2002
 
 
Sosta al Pis dell'urina,sui 3 quarti di salita della più classica delle classiche: la salita da Bobbio Pellice al rifugio Jerwis, in Val Pellice appunto.
 
Intersezionale lpv: la crema dei soci CAI delle sezioni liguri, piemontesi e valdostane, praticanti cicloalpinismo, in salita da Monesi verso la statua del Redentore.
 
Con il Cai di Chieri si torna nelle Marche, a Urbania.

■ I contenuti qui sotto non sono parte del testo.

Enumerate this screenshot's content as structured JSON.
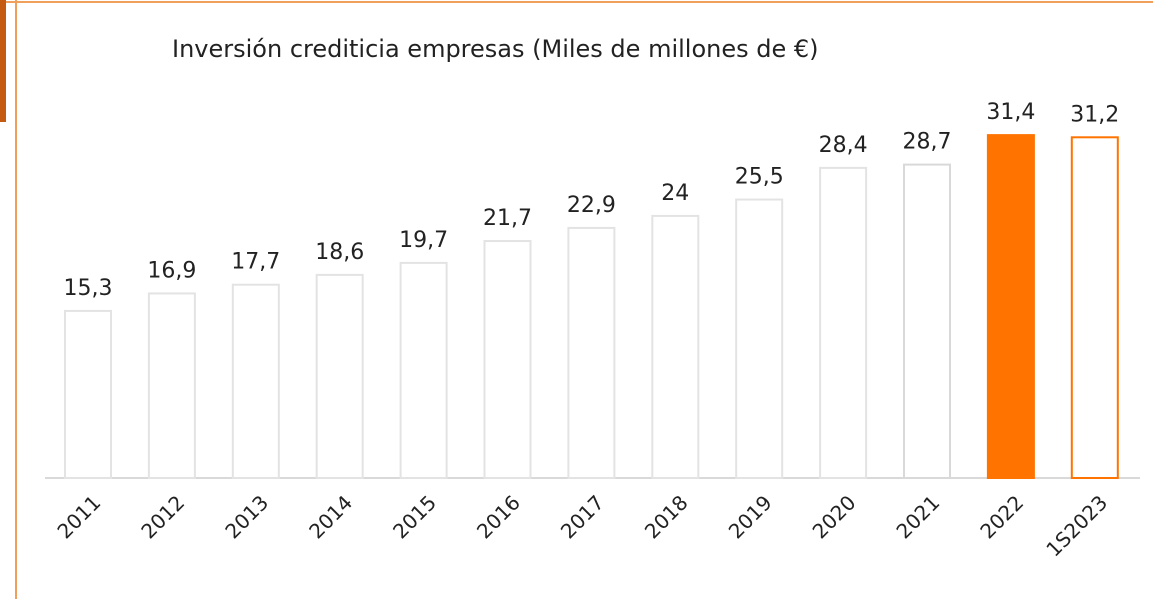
{
  "chart_data": {
    "type": "bar",
    "title": "Inversión crediticia empresas (Miles de millones de €)",
    "categories": [
      "2011",
      "2012",
      "2013",
      "2014",
      "2015",
      "2016",
      "2017",
      "2018",
      "2019",
      "2020",
      "2021",
      "2022",
      "1S2023"
    ],
    "values": [
      15.3,
      16.9,
      17.7,
      18.6,
      19.7,
      21.7,
      22.9,
      24,
      25.5,
      28.4,
      28.7,
      31.4,
      31.2
    ],
    "value_labels": [
      "15,3",
      "16,9",
      "17,7",
      "18,6",
      "19,7",
      "21,7",
      "22,9",
      "24",
      "25,5",
      "28,4",
      "28,7",
      "31,4",
      "31,2"
    ],
    "colors": [
      "#e3e3e3",
      "#e3e3e3",
      "#e3e3e3",
      "#e3e3e3",
      "#e3e3e3",
      "#e3e3e3",
      "#e3e3e3",
      "#e3e3e3",
      "#e3e3e3",
      "#e3e3e3",
      "#d9d9d9",
      "#ff7300",
      "#ff7300"
    ],
    "fill_colors": [
      "#ffffff",
      "#ffffff",
      "#ffffff",
      "#ffffff",
      "#ffffff",
      "#ffffff",
      "#ffffff",
      "#ffffff",
      "#ffffff",
      "#ffffff",
      "#ffffff",
      "#ff7300",
      "#ffffff"
    ]
  }
}
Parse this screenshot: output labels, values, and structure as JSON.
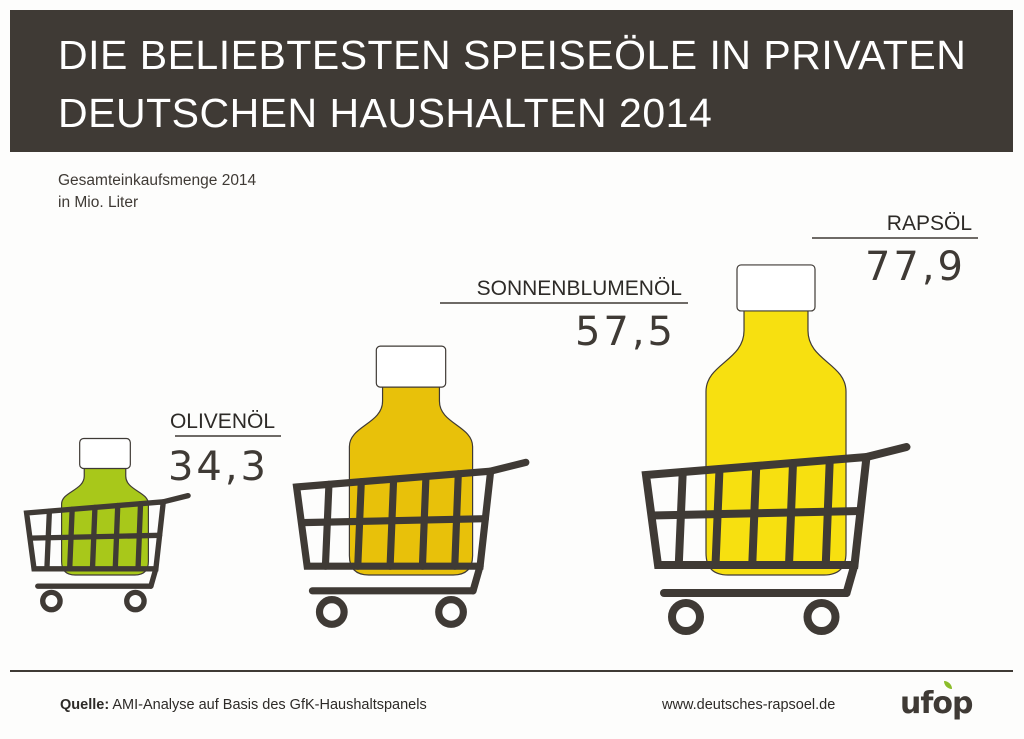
{
  "header": {
    "title_line1": "DIE BELIEBTESTEN SPEISEÖLE IN PRIVATEN",
    "title_line2": "DEUTSCHEN HAUSHALTEN 2014"
  },
  "subtitle": {
    "line1": "Gesamteinkaufsmenge 2014",
    "line2": "in Mio. Liter"
  },
  "chart_data": {
    "type": "bar",
    "categories": [
      "OLIVENÖL",
      "SONNENBLUMENÖL",
      "RAPSÖL"
    ],
    "values": [
      34.3,
      57.5,
      77.9
    ],
    "value_labels": [
      "34,3",
      "57,5",
      "77,9"
    ],
    "colors": [
      "#a8c81a",
      "#e8c10a",
      "#f7e010"
    ],
    "title": "DIE BELIEBTESTEN SPEISEÖLE IN PRIVATEN DEUTSCHEN HAUSHALTEN 2014",
    "ylabel": "Gesamteinkaufsmenge 2014 in Mio. Liter",
    "ylim": [
      0,
      80
    ],
    "grid": false,
    "legend": "none"
  },
  "footer": {
    "source_label": "Quelle:",
    "source_text": " AMI-Analyse auf Basis des GfK-Haushaltspanels",
    "website": "www.deutsches-rapsoel.de",
    "logo": "ufop"
  },
  "colors": {
    "header_bg": "#3f3a35",
    "dark": "#3f3a35"
  }
}
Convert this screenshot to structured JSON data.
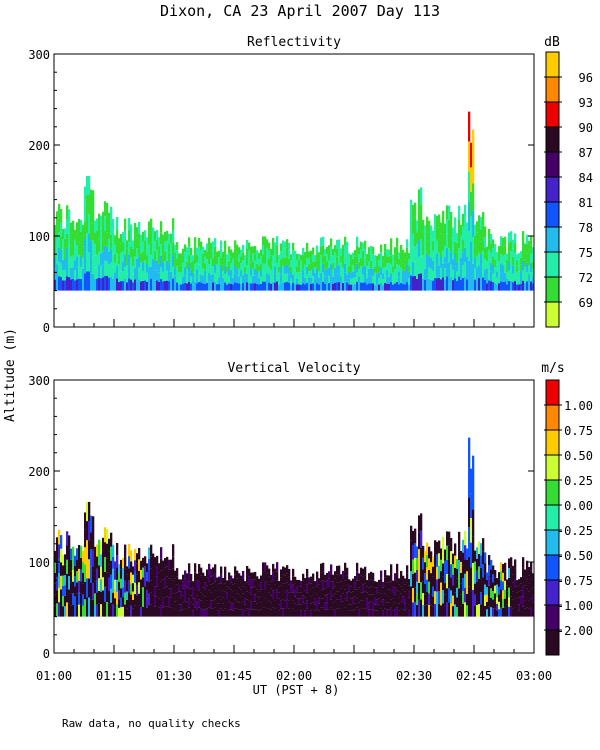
{
  "chart_data": [
    {
      "type": "heatmap",
      "title": "Reflectivity",
      "ylabel": "Altitude (m)",
      "xlabel": "UT   (PST + 8)",
      "ylim": [
        0,
        300
      ],
      "xlim": [
        "01:00",
        "03:00"
      ],
      "yticks": [
        "0",
        "100",
        "200",
        "300"
      ],
      "xticks": [
        "01:00",
        "01:15",
        "01:30",
        "01:45",
        "02:00",
        "02:15",
        "02:30",
        "02:45",
        "03:00"
      ],
      "colorbar": {
        "unit": "dB",
        "labels": [
          "69",
          "72",
          "75",
          "78",
          "81",
          "84",
          "87",
          "90",
          "93",
          "96"
        ],
        "colors": [
          "#ccff33",
          "#33dd33",
          "#22eeaa",
          "#22bbee",
          "#1155ff",
          "#4422cc",
          "#440066",
          "#2a0a22",
          "#ee0000",
          "#ff8800",
          "#ffcc00"
        ]
      }
    },
    {
      "type": "heatmap",
      "title": "Vertical Velocity",
      "ylabel": "Altitude (m)",
      "xlabel": "UT   (PST + 8)",
      "ylim": [
        0,
        300
      ],
      "xlim": [
        "01:00",
        "03:00"
      ],
      "yticks": [
        "0",
        "100",
        "200",
        "300"
      ],
      "xticks": [
        "01:00",
        "01:15",
        "01:30",
        "01:45",
        "02:00",
        "02:15",
        "02:30",
        "02:45",
        "03:00"
      ],
      "colorbar": {
        "unit": "m/s",
        "labels": [
          "-2.00",
          "-1.00",
          "-0.75",
          "-0.50",
          "-0.25",
          "0.00",
          "0.25",
          "0.50",
          "0.75",
          "1.00"
        ],
        "colors": [
          "#2a0a22",
          "#440066",
          "#4422cc",
          "#1155ff",
          "#22bbee",
          "#22eeaa",
          "#33dd33",
          "#ccff33",
          "#ffcc00",
          "#ff8800",
          "#ee0000"
        ]
      }
    }
  ],
  "header": {
    "title": "Dixon, CA 23 April 2007  Day 113"
  },
  "axis": {
    "ylabel": "Altitude (m)",
    "xlabel": "UT   (PST + 8)"
  },
  "footer": {
    "note": "Raw data, no quality checks"
  }
}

Qui la conquista del monte Montiego.
 
Dal colle delle Finestre, in Val Chisone, una panoramica sull'Albergian.
 
Partiti da le Grand Croix, sotto il lago del Moncenisio, si giunge al Lac du Savin in ambiente dantesco.
 
Si ripete finalmente l'imperdibile anello Marmora-Canosio, attorno alla Rocca la Meja, qui ripresa dal collle d'Ancoccia (2629 mt).
 
Meritata sosta, a metà della mistica salita, che da Bobbio Pellice conduce al colle Barant (o del Baracun).
 
Classico panorama dal colle Barant (2425 mt), sul piazzale dell'omonimo rifugio.
 
Siamo nel rifugio Jerwis, abbiamo mangiato e bevuto, e ora che è il buio è totale, possiamo scaraventarci in discesa!!.
 
Siamo ai primi freddi, ci avanza un angolo di sole sul piazzale davanti ai resti del rifugio Valanza, in Val Pellice.
 
In pieno inverno, non ci rimane che salire al Colle Colletto, sopra Giaveno.